Le fait de pouvoir apparaître soi-même sur les réseaux avive l'obsession de son propre look, créant une société de narcissiques et d'illustres reconnus. Il en résulte le privilège de certaines qualités. On ne sera pas très surpris d'apprendre qu'il vaut mieux être jeune, mince, séduisant et, pour les femmes, blondes – le stéréotype de la blonde superficielle et bêtasse n'arrive pas à contrebalancer la séduction glamoureuse des blondes. Tout ceci est détaillé de façon extrêmement savoureuse et illustré par de nombreux tableaux et graphiques empruntés, ce n'est pas non plus une surprise, à des recherches made in USA.

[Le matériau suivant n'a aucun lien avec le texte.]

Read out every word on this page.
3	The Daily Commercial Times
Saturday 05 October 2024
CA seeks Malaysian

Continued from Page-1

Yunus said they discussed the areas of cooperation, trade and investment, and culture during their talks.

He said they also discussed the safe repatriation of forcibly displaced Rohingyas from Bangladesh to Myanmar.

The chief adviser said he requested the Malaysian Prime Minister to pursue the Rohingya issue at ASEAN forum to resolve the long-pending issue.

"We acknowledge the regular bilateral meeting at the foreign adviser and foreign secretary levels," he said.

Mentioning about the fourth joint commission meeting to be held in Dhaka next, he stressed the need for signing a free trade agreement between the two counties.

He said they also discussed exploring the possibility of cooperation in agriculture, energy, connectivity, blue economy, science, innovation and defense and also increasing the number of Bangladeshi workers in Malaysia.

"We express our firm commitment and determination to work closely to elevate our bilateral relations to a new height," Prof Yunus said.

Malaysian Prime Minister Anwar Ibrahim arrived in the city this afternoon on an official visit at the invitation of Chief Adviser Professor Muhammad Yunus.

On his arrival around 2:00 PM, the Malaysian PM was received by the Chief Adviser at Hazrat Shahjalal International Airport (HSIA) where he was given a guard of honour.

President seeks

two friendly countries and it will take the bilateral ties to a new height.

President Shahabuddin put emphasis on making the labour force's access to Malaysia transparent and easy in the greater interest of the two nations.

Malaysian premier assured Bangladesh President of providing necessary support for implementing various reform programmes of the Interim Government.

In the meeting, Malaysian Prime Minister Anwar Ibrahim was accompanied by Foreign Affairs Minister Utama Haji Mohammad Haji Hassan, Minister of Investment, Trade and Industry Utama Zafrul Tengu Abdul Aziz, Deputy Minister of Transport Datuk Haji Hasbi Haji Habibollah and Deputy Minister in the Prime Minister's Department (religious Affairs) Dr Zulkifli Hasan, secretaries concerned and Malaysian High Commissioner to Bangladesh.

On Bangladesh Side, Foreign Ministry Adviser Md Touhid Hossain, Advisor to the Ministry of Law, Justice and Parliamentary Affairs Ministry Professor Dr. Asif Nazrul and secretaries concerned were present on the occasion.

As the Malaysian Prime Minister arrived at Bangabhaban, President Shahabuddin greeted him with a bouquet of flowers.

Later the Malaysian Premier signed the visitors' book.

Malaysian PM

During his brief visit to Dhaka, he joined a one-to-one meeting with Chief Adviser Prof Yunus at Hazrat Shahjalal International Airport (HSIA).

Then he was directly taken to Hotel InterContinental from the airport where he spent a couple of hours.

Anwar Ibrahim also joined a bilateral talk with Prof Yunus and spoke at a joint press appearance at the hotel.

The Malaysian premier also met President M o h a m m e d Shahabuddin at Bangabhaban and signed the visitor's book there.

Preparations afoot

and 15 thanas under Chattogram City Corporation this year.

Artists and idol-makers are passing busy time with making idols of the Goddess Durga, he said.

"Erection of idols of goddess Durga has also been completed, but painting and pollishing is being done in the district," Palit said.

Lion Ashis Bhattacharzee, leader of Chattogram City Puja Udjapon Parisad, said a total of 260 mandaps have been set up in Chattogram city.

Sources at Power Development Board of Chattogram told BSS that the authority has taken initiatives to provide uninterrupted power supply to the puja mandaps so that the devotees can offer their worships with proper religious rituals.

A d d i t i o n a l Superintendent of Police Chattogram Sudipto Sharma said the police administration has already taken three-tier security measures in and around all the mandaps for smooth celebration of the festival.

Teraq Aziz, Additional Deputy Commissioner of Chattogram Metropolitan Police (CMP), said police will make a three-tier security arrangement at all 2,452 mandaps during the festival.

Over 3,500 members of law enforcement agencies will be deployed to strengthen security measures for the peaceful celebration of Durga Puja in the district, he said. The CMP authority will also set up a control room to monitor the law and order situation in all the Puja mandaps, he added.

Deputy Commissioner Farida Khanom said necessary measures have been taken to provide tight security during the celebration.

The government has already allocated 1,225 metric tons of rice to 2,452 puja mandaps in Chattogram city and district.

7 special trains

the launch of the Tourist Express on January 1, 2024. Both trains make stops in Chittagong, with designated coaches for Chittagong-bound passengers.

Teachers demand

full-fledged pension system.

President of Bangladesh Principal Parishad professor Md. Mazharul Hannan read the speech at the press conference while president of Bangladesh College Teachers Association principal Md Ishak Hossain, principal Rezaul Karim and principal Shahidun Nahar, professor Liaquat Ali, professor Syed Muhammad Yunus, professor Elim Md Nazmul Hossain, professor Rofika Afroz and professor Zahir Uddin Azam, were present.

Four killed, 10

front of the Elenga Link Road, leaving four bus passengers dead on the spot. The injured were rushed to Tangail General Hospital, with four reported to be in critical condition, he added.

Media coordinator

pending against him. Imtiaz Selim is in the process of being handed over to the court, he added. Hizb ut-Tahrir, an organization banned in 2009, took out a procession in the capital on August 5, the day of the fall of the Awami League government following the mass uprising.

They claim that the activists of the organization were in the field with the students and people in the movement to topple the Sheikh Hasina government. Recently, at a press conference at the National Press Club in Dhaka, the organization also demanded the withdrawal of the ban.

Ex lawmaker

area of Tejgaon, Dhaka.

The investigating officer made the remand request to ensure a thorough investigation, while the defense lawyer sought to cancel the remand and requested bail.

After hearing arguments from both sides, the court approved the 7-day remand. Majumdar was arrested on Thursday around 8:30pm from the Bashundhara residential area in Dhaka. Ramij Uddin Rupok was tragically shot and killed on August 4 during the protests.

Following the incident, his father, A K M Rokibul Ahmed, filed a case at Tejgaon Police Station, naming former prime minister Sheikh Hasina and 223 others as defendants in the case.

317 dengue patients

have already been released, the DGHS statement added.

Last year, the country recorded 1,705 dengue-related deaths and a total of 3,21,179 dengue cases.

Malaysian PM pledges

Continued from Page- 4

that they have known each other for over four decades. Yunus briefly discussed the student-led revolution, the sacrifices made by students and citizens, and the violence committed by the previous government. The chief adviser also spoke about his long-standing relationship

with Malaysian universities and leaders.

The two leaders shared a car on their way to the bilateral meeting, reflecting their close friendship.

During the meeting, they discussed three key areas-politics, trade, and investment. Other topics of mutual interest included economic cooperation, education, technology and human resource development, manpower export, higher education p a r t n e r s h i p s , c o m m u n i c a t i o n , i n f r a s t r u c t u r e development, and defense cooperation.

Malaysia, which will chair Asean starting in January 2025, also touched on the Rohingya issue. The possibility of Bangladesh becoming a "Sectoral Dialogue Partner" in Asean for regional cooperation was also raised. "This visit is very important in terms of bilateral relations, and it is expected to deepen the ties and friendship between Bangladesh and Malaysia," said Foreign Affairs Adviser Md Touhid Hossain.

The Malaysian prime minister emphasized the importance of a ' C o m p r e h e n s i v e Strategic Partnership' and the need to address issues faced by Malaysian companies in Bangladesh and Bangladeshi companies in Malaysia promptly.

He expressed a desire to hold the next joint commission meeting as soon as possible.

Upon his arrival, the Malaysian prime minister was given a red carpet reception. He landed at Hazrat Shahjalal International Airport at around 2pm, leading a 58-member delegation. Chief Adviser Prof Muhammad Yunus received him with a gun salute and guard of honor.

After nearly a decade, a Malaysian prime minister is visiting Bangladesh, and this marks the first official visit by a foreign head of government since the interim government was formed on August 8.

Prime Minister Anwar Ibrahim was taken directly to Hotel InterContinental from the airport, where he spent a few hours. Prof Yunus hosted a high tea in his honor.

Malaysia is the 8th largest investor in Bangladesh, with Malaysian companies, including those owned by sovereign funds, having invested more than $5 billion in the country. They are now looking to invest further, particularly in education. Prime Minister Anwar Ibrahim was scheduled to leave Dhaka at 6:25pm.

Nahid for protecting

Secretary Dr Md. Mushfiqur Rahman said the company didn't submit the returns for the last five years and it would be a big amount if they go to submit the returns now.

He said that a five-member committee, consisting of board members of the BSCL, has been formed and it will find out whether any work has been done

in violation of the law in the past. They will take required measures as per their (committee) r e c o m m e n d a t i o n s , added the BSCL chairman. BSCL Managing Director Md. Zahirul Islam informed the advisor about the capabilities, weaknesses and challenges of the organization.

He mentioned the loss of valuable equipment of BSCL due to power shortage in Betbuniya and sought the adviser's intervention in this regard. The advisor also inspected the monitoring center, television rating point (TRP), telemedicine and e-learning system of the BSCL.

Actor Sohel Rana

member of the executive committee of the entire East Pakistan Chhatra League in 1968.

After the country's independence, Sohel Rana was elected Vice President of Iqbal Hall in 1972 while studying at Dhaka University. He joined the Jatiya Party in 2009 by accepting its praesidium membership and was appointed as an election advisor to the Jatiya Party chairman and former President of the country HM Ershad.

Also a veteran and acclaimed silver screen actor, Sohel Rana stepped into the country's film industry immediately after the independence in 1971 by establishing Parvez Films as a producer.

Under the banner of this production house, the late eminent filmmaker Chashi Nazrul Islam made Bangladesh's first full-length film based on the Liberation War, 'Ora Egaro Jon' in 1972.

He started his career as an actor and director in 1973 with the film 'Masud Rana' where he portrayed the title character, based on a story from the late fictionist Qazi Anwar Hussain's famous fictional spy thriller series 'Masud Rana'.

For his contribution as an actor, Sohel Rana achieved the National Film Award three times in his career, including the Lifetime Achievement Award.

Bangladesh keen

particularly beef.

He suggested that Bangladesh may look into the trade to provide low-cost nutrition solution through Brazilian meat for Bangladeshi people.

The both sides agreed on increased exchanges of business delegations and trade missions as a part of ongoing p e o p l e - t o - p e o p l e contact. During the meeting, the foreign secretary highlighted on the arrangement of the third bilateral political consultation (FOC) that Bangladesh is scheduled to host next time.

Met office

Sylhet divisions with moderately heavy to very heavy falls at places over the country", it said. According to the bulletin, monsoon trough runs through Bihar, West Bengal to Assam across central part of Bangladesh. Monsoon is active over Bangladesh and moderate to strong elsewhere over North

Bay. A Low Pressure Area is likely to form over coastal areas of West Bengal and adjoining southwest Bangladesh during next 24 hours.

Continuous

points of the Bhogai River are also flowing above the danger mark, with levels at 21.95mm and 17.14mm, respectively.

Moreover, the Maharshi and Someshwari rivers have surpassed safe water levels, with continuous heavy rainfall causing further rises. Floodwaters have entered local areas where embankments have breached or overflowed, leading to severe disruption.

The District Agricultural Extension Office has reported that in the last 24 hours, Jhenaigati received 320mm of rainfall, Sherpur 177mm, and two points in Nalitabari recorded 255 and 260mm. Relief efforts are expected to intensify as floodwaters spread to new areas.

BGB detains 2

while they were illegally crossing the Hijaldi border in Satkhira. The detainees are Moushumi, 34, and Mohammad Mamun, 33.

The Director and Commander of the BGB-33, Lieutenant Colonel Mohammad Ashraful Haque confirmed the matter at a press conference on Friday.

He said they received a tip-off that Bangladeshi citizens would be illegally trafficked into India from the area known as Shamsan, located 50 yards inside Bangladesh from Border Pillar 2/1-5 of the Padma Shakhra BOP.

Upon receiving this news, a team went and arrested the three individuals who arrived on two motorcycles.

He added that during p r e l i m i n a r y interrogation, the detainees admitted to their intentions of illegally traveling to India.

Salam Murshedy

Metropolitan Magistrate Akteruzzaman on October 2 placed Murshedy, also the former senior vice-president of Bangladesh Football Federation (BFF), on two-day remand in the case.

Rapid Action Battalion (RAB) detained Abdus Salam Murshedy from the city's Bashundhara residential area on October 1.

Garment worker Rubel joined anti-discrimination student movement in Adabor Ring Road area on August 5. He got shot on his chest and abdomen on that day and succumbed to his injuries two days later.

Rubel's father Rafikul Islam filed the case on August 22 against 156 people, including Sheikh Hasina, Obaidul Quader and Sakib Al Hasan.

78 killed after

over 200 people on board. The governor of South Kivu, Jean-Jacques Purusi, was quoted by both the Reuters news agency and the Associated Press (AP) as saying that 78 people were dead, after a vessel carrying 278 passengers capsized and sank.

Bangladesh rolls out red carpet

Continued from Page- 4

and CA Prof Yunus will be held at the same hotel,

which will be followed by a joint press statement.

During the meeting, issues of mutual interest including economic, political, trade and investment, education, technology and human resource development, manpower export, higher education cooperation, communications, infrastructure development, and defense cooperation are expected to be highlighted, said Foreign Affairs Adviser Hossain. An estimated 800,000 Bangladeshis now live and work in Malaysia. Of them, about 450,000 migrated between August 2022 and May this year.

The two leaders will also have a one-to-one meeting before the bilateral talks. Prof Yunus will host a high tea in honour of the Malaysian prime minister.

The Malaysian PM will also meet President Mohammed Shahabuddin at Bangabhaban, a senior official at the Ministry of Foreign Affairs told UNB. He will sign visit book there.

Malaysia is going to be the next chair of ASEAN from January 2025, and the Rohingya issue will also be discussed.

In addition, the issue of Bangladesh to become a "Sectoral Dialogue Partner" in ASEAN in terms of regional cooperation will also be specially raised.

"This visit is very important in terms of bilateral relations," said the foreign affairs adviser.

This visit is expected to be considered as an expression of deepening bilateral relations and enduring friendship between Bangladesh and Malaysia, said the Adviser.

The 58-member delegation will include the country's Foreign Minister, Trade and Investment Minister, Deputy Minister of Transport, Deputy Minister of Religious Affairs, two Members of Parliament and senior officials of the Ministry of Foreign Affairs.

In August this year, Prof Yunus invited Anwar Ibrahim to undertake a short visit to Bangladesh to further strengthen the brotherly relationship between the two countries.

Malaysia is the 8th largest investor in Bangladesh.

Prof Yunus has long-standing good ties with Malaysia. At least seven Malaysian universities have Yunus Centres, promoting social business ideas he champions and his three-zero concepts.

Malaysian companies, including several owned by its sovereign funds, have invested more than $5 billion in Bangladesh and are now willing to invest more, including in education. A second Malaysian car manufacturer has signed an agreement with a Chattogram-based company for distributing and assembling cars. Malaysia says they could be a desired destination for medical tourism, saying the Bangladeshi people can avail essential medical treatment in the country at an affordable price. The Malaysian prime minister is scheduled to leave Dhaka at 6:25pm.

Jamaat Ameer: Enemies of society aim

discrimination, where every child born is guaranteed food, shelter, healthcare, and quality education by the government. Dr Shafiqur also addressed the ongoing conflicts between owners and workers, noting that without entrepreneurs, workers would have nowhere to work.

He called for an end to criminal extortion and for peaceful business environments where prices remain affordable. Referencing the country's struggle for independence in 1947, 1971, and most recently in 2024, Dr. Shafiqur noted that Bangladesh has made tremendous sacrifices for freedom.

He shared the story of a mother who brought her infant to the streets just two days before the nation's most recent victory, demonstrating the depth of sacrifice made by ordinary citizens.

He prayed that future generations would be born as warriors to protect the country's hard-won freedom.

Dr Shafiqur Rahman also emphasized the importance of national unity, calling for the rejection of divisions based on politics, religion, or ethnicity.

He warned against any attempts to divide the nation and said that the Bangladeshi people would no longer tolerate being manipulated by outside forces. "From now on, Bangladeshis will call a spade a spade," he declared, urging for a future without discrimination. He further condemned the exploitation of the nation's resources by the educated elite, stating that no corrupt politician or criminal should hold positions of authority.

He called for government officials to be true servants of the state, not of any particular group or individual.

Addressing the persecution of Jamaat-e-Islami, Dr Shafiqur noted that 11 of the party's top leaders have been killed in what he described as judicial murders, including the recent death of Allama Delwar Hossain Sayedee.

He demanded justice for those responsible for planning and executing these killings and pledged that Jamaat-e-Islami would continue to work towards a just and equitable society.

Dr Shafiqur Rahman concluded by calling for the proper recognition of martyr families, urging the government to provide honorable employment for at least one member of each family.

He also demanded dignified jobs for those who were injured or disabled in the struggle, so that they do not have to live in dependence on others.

Il vaut aussi mieux parfois être blanc que café au lait ou noir. Il est également déconseillé d'avoir un look pataud ou de se mouvoir sans grâce, et bien sûr d'être d'une façon ou d'une autre handicapé.

Les exemples abondent dans la vie quotidienne de rejet ou de mise à l'écart : il y a ceux qui n'ont pas le faciès souhaité pour entrer dans la boîte de nuit, ceux qui doivent payer une place supplémentaire dans l'avion (là encore exemple américain) ou encore ceux qui ne sont plus assurés en raison de leur âge. Accordons le pompon d'honneur à ce cas révélé naguère dans « le Canard enchaîné », d'un restaurant reléguant au fond de la salle les clients au physique disgracieux.

Que faire contre une société qui privilégie le superficiel ? Rien d'autre que légiférer, dit l'auteur. Peu de Français le savent, en 2005, la Haute Autorité de lutte contre les discriminations a inscrit l'apparence physique comme motif à poursuites.